The U.S. Attorney’s Office for the District of Montana announced Friday that the Chippewa Cree Tribe of Rocky Boy’s Indian Reservation was one of two tribes in Montana to receive public safety grants, totaling $1.8 million in Montana.
The Chippewa Cree Tribe received $1,094,574 from the U.S. Department of Justice, while the Confederated Salish Kootenai Tribes of the Flathead Indian Reservation received $721,266.
“We’re increasing our efforts to support tribal communities and to build and sustain tribal justice systems,” U.S. Attorney Michael Cotter said in a press release announcing the grants.
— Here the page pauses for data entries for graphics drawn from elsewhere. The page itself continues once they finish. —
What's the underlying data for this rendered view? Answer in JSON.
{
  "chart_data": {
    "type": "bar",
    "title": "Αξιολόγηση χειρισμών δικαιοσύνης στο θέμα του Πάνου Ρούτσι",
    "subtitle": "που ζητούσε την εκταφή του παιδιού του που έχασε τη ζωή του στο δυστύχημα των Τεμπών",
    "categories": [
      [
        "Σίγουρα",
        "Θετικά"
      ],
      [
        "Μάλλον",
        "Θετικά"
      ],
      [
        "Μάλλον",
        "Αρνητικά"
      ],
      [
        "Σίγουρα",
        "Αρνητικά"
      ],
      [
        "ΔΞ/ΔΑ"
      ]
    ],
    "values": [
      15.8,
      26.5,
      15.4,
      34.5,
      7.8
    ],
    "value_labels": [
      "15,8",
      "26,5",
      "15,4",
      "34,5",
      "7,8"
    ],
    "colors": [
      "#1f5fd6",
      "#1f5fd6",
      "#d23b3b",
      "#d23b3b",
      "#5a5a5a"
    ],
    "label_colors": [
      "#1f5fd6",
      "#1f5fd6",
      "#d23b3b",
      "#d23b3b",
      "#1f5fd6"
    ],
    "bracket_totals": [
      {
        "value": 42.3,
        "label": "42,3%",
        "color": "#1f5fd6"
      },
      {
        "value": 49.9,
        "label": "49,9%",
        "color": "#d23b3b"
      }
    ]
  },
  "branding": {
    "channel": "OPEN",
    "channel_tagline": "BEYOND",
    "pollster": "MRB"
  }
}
“The Chippewa Cree tribe received a Public Safety and Community Policing grant, a strategic planning grant, and a Violence Against Women Tribal Governments Program grant targeted to help decrease the incidence of violent crime against Indian women and to ensure that perpetrators of violent crimes committed against Indian women are held accountable.
“Violence against native women continues at alarming rates and children in Indian country encounter violence far too often,” Cotter said.
The Salish Kootenai Tribes grant was through the Alcohol and Substance Abuse Program overseen by the Office of Justice Programs. Tribes were encouraged to apply for funds to enhance tribal justice systems and support alcohol and substance abuse programs.
Cotter attended a meeting of U.S. Attorney General Eric Holder’s Native American Issues Subcommittee in Celilo Village, Ore ., where the grants were announced. The Justice Department awarded 192 grants to 110 American Indian tribes, Alaska Native villages, tribal consortia, and tribal designated non-profits. The grants will provide more than $90 million to enhance law enforcement practices and sustain crime prevention efforts.